Malawi: A transforming experience inspires an ongoing relationship

A study abroad experience related to sustainability has developed into an ongoing community relationship between Appalachian State University and the African nation of Malawi.

That's the power of transformative experiences.

Why Malawi?

Through the Walker College of Business, students have made two trips to Malawi near the capital of Lilongwe. They learn how non-governmental organizations, government and communities are addressing economic, social and environmental challenges. They also participate in service projects and stay in the homes of local families.

"I think one of the special things about this university is the fact that we were able to go abroad, but also how much followed us as we came back to campus," said Jesse Pipes, an MBA candidate at Appalachian. He helped initiate Appalachian's academic connection to Malawi through a non-profit organization he and friends started a decade ago, called World Camp.

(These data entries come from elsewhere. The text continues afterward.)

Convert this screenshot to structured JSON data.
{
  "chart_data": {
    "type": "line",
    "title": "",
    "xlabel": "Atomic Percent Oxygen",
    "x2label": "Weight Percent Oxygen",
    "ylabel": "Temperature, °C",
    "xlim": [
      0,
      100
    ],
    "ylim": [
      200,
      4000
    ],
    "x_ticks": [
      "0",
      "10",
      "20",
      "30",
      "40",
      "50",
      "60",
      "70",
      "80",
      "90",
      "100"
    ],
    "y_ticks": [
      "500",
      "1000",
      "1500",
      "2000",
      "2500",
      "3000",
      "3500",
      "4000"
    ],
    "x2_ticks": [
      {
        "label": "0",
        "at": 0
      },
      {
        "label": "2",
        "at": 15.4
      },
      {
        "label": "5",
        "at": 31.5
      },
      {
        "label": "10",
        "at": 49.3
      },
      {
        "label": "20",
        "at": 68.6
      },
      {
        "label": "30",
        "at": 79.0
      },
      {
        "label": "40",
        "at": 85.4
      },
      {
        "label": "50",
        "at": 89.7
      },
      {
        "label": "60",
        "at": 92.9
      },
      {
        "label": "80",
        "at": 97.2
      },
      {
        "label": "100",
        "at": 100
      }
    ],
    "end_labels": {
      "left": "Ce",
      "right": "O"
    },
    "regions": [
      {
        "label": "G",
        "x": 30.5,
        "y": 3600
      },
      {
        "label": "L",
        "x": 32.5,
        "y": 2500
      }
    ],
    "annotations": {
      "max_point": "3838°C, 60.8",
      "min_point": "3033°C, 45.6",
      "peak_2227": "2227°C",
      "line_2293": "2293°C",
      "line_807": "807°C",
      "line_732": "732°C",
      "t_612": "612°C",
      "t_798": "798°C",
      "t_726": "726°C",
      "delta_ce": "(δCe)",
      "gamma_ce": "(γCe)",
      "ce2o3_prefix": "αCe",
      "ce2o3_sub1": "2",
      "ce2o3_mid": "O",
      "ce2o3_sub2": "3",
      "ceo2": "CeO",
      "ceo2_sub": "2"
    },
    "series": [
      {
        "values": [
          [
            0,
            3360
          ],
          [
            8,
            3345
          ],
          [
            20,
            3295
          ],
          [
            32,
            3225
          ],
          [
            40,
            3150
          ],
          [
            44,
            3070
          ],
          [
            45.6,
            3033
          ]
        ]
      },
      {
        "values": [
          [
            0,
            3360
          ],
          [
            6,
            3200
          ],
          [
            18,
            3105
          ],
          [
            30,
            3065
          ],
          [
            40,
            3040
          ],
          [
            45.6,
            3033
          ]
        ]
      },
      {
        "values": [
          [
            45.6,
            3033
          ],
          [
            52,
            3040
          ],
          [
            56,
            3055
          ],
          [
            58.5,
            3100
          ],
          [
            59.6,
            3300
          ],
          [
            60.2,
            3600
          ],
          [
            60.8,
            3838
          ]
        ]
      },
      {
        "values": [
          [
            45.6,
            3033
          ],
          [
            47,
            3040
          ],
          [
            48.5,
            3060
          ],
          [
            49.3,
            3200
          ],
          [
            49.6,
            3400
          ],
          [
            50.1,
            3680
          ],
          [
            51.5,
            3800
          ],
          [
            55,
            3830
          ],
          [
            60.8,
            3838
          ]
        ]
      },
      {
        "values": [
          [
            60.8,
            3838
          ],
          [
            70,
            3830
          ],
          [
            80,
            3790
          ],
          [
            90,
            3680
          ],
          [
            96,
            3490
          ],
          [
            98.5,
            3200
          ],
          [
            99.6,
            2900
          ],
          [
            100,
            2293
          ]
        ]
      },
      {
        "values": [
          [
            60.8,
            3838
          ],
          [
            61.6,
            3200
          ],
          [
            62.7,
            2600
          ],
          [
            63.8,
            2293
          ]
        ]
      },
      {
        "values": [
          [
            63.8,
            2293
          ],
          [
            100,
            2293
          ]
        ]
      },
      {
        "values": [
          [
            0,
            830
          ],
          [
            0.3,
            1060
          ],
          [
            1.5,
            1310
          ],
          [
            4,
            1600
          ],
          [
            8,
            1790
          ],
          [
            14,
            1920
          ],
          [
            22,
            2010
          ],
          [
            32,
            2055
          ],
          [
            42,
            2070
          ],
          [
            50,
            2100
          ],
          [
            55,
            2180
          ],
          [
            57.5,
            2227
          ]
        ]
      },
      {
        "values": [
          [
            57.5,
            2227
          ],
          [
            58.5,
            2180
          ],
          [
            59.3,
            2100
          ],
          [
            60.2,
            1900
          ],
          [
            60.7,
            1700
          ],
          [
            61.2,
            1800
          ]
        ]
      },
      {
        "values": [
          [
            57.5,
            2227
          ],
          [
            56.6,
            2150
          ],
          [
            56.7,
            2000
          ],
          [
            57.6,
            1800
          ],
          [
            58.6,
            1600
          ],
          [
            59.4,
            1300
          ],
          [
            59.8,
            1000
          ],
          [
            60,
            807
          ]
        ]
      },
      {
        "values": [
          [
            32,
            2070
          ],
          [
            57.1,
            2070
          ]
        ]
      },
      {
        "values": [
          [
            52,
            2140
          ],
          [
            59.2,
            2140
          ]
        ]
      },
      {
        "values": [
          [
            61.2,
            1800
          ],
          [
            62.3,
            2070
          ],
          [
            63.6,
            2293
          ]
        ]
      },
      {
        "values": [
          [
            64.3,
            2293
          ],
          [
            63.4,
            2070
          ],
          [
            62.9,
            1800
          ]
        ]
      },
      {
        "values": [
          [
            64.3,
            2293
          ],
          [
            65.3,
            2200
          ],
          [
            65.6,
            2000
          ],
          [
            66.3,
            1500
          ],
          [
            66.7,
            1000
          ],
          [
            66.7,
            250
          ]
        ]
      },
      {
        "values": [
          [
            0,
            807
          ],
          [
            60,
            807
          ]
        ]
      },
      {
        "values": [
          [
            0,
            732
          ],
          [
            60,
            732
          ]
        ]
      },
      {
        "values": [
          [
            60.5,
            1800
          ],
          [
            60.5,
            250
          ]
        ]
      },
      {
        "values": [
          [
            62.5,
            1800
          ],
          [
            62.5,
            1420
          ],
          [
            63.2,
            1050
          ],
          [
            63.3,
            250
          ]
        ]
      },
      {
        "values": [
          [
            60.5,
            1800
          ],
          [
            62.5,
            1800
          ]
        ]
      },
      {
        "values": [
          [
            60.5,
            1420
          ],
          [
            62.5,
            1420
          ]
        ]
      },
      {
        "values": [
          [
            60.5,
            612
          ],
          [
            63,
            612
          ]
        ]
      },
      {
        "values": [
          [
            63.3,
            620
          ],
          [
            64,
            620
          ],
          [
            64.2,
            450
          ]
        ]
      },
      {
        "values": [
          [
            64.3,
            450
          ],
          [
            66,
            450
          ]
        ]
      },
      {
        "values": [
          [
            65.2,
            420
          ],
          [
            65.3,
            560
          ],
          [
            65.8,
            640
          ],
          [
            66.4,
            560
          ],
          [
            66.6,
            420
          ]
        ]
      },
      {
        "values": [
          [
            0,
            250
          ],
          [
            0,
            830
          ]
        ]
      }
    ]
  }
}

"Africa has so much to teach us and we have so many resources that we can share... The community solutions the students saw practiced in Malawi can be applied here in the U.S. or any community for that matter."

What difference do students make?

The first group of Appalachian students in 2012 worked with villagers to research the feasibility of establishing a maize mill, including start-up costs, monthly operating costs and projected revenue. They determined start-up costs could be recovered in the first year of operation.

After returning home, the students remained engaged with the African nation by forming the Sustainable Services Initiative Club on campus to explore solutions to community challenges—including collecting funds for the proposed maize mill and for children's school fees.

On the second study abroad, students met William Kamkwamba, co-author of the international best-selling book "The Boy Who Harnessed the Wind." The book relates his story of how he achieved his dream of bringing electricity, light and the promise of a better life to his family and his Malawi village of Wimbe.

What impact does Malawi have in Boone?

As a result of the study abroad programs, "The Boy Who Harnessed the Wind" author visited campus as the keynote speaker at Appalachian's 5th Annual Global Opportunities Conference in April 2013, which had a record 550 attendees. These included visiting classes from Watauga and Avery high schools and Two Rivers Charter School, as well as the campus and larger communities.

Having Kamkwamba on campus to share his message of hope, encouragement, dreams and creativity "served as a segue to start conversation," explained marketing major Deja Borders.

"I share the bit of awareness that I have every chance that I get," said Borders, who participated in the 2013 study abroad program.

"Now that I have experienced Malawi, a country I knew nothing about prior to researching the trip, I have been able to discuss with people everything that I learned. Those opportunities have led to conversations about the intellect, congeniality, national language, education, currency and so many other things that the average American does not know about Malawi."

Will Appalachian continue this relationship?

Yes, a third study abroad program is planned for May 2014. It will be part of a sustainable development and business course. To learn more, contact Meredith Church at churchmm@appstate.edu or 828-262-7727.

"The students gain unique life skills," said Pipes, "and an understanding of how best to use them: critical thinking, listening to others, asking better questions, generating ideas, active collaboration. They learn that by pooling what you know and who you know, you can better support each other."